5)aborto trata-se de crime preterdoloso. O agente não pode querer nem assumir o risco de provocar o aborto, pois, caso contrário, poderá responder por dois crimes em concurso formal impróprio ou por aborto qualificado (art. 127 do CP). É necessário que o agente tenha conhecimento da gravidez da vítima.

Obs. Não caracteriza a perda de membro, sentido ou função a cirurgia para extração de órgãos genitais de transexual,com a finalidade de curá-lo ou de reduzir seu sofrimento físico ou mental. A conduta é atípica, pois, falta o dolo de ofender a integridade física ou a saúde de outrem.

– Possibilidade de tentativa na lesão corporal grave e gravíssima – a grande maioria da doutrina admite a tentativa de lesão corporal grave ou gravíssima (ex.: agente que tenta mutilar a vítima com um machado, golpeando-lhe na perna, mas, apenas causa ferimento e é impedido de prosseguir por um terceiro). O STF já decidiu, inclusive, pela admissibilidade de tentativa de lesão grave, ainda que a vítima não tenha sofrido qualquer ferimento (RHC 53.705 de 31/10/1975). Porém, a tentativa não é possível nos casos previstos no art. 129, §§ 1º, IV e 2º, V e 3º por tratarem-se de delitos preterdolosos, caso em que o resultado mais grave não pode fazer parte do dolo do agente.

– Lesão corporal seguida de morte – é conhecida na doutrina como homicídio preterdoloso (dolo nas lesões e culpa na morte) e tem previsão no art. 129, § 3º do CP. Se o resultado morte for decorrente de caso fortuito ou força maior, o sujeito responderá apenas pelas lesões corporais; se houver dolo eventual quanto ao resultado mais grave, o agente responderá por homicídio. A competência é do juiz singular (vide art. 74, § 1º do CPP).

– Figura privilegiada – prevista no art. 129, § 4º do CP. Aplica-se o mesmo raciocínio estabelecido para o art. 121, § 1º do CP.

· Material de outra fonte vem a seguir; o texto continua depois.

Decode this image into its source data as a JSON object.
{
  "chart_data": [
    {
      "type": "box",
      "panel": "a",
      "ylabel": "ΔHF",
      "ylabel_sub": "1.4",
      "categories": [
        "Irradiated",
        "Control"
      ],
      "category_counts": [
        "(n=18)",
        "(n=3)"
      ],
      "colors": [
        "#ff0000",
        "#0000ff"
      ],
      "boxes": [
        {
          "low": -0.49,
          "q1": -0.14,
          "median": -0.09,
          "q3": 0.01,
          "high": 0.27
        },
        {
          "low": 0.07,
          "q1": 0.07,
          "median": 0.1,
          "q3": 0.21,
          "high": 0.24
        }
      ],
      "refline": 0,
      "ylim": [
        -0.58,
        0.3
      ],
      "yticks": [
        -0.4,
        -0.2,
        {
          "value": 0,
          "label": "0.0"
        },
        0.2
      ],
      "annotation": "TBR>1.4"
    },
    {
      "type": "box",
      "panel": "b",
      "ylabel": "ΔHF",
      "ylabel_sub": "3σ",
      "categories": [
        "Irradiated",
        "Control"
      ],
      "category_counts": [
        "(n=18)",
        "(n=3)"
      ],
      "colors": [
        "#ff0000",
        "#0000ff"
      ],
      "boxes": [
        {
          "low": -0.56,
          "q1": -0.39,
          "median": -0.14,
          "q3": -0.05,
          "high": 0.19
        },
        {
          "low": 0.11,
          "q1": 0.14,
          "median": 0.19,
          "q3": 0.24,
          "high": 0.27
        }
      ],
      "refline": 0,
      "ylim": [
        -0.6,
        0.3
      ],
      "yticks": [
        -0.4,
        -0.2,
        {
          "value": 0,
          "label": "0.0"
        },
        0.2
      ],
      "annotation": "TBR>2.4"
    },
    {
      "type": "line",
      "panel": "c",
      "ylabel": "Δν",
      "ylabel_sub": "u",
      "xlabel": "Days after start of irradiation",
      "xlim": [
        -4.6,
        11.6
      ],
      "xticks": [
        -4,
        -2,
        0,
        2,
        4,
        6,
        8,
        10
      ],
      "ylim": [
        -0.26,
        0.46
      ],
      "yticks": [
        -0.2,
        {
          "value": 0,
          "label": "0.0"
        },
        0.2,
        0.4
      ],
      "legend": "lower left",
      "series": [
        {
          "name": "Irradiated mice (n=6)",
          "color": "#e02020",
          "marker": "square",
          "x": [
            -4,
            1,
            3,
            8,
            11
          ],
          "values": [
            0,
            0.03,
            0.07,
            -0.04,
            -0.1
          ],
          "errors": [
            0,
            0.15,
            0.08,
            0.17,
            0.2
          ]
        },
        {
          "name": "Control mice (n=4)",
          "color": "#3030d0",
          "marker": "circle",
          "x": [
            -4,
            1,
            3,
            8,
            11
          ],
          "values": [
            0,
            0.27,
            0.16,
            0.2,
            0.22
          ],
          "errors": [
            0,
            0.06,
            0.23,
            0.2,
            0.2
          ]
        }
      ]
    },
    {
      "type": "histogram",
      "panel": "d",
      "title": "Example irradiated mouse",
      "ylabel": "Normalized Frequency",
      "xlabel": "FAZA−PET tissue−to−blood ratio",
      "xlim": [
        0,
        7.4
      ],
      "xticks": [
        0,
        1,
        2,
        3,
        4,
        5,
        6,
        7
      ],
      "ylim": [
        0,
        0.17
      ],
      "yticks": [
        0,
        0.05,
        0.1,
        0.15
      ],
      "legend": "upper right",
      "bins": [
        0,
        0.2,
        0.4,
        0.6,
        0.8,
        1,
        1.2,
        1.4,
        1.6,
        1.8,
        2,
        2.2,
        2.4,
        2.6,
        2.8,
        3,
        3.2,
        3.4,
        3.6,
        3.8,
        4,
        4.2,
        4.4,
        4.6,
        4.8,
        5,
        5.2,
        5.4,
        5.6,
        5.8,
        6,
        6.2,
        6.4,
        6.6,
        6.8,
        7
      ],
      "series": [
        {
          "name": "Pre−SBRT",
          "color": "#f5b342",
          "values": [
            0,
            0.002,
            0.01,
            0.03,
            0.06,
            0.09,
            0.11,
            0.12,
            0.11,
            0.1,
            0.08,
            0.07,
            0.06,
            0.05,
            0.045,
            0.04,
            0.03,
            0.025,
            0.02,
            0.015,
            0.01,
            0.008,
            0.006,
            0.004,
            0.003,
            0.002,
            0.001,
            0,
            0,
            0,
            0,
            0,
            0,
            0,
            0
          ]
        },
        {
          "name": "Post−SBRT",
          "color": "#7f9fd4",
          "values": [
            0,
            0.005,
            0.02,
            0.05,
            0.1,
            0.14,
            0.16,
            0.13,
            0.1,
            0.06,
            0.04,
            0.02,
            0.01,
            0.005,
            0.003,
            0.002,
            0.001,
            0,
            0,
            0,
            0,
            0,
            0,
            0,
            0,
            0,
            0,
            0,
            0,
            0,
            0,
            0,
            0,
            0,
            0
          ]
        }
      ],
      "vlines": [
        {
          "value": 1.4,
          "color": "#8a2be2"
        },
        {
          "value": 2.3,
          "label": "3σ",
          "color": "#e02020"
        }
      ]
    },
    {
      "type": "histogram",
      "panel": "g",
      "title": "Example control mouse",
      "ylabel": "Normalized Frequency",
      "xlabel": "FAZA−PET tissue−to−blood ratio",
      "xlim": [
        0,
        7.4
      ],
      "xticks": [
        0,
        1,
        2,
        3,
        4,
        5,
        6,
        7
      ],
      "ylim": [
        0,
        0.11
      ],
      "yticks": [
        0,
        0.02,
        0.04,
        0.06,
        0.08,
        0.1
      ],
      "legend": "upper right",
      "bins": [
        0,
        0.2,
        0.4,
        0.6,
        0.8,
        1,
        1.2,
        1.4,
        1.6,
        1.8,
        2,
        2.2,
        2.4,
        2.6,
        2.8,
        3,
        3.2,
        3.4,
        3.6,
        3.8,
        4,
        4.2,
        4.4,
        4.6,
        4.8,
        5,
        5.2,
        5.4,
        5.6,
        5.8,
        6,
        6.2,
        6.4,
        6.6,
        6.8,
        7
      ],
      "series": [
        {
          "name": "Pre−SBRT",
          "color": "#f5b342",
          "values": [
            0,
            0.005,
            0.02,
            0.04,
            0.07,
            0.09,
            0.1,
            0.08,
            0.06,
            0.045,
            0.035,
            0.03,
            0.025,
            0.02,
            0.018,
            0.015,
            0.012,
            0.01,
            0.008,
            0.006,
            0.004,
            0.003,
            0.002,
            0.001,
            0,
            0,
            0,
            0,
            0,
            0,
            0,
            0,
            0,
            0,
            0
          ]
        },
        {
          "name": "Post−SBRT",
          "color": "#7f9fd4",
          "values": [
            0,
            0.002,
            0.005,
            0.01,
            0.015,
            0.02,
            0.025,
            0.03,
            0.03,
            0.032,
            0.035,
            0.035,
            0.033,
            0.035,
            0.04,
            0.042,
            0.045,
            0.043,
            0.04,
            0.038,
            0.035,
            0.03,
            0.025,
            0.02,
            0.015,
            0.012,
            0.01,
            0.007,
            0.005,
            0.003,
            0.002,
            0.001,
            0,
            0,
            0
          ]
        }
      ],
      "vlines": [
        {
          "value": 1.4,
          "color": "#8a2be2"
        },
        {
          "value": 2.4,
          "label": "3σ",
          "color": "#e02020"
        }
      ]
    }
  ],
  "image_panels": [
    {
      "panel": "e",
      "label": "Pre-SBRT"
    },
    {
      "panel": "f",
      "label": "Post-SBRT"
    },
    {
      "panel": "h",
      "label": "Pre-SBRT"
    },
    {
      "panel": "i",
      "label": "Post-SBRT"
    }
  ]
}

– Lesão corporal culposa – sua previsão está no art. 129, § 6º do CP e irá configurar-se se presentes: 
  • comportamento humano voluntário; 
  • descumprimento de dever objetivo de cuidado; 
  • previsibilidade objetiva do resultado;
  • lesão corporal involuntária.
Não importa que a lesão causada culposamente seja leve, grave ou gravíssima, a pena será a do § 6º do art. 129 do CP (a gravidade da lesão e as circunstâncias do crime serão avaliados no momento da aplicação da pena – art. 59 do CP).

– Perdão judicial – admite-se o perdão judicial para a lesão culposa, conforme prevê o art. 129, § 8º do CP. Aplica-se aqui o raciocínio estabelecido quando da análise do art. 121, § 5º do CP. Tem natureza jurídica de causa de extinção da punibilidade (art. 107, IX do CP). Segundo Delmanto, aplica-se também aos casos do art. 129, § 7º do CP, mas, somente no que se refere ao agravamento da pena da lesão corporal culposa.